E tutti a discettare di “ergastolo ostativo” da qualcuno confuso con qualche diavoleria legale, intercettazioni mai sfiorate da questo governo, anzi ribadite.
Non sarebbe allora rimedio radicale intercettare tutti, con la logica dei francesi per la calunnia: “qualcosa uscirà”.
In questo serpentario impazzito chi ne fa le spese è il soggetto competente, che, accerchiato dai “tuttologi”, ne esce avvilito e incredulo, constatando come materie complesse di natura tecnica, possano diventare frasi a senso, risposte azzardate, bluff culturale.
Il premier ha mantenuto un profilo felice di prima cittadina distaccata, sebbene massima espressione di una coalizione politica.

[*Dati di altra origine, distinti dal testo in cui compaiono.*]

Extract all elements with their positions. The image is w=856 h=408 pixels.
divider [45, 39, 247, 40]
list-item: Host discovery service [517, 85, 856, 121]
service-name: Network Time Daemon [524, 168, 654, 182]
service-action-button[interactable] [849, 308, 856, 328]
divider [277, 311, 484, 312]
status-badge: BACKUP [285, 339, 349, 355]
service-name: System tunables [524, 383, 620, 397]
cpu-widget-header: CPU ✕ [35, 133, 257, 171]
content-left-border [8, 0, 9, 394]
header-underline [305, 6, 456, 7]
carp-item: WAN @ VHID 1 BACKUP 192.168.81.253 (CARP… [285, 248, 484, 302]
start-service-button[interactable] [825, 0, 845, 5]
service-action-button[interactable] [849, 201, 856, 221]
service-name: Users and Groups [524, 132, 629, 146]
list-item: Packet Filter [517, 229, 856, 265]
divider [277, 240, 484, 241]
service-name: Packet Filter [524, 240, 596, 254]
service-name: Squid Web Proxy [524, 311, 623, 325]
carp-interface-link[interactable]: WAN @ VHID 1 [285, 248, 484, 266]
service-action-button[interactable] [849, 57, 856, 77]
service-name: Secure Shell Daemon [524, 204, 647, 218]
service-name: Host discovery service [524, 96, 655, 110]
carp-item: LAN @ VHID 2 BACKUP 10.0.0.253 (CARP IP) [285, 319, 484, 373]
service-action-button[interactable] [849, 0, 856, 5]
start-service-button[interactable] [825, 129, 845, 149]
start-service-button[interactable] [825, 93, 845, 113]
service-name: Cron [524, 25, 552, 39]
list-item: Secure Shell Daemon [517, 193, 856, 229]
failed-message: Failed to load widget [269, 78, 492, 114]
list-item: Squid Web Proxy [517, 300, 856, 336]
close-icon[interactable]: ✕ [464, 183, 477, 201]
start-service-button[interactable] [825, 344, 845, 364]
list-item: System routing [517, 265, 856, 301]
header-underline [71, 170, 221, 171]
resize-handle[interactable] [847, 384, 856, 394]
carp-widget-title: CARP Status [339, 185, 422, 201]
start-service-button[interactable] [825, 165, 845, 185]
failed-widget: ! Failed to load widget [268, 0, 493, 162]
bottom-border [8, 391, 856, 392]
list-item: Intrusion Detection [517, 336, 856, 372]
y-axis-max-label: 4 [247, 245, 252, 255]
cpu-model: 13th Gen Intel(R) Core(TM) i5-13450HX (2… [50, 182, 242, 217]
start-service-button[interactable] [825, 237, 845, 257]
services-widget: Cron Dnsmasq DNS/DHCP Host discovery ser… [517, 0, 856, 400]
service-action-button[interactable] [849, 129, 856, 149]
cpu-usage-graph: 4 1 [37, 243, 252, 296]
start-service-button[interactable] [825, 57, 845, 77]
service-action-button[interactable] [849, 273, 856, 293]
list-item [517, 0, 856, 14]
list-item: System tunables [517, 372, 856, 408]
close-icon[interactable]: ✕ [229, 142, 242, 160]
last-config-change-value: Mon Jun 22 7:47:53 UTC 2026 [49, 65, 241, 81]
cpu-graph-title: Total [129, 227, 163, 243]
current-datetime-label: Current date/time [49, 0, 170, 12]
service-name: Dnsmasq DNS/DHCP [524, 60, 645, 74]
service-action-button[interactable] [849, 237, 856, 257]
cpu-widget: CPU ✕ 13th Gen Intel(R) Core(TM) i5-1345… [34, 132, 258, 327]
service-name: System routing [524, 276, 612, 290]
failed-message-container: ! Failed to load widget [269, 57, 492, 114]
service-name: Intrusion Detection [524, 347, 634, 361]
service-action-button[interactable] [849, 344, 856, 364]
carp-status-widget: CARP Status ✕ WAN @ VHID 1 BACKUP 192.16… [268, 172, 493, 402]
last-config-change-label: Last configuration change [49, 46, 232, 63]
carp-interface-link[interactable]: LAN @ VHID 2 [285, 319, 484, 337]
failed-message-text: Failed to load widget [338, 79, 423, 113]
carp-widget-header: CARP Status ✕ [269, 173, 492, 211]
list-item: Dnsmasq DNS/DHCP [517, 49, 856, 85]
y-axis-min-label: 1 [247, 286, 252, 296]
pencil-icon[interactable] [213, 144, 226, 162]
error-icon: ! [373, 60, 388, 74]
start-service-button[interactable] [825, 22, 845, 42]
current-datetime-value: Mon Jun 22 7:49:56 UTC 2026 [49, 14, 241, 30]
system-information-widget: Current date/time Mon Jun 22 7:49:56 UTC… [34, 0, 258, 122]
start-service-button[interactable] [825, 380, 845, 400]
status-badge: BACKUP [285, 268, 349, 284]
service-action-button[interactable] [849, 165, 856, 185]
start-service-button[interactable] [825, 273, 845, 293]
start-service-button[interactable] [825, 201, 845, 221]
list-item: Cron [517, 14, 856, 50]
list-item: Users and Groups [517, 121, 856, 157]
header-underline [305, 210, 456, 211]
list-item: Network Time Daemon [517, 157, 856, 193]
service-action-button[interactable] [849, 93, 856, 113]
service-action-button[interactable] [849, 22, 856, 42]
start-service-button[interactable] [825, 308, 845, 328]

Secondo stile ragionato: è vittoria dello Stato, a cominciare dai morti per l’adempimento del dovere, quindi, di uomini che hanno cancellato vita ordinata, presenze in famiglia, anche se rare, riserbo e rischio come cifre operative.
In concomitanza temporale nelle Tv si proiettava il film sul generale Dalla Chiesa, un campione di dedizione e di sagacia operativa.
Quando arrivò all’aeroporto di Palermo rimase col suo bagaglio, in attesa di un taxi, senza che neppure un vigile urbano lo attendesse all’arrivo. Giorgio Bocca, per intervistarlo, si rivolse all’unico soggetto in divisa, un “piantone” avanti la prefettura, che senza girarsi verso l’interlocutore, si disturbò a dire “al primo piano”, indicando il luogo ove trovare il prefetto. In un ambiente deserto e spettrale. Verrebbe da scrivere “funereo”, se il termine non fosse equivocabile.
Resta l’invito civile e indignato di Giorgia Meloni: “ma è possibile che in questa Nazione non si riesca a essere uniti neppure in una occasione di festa e di speranza”?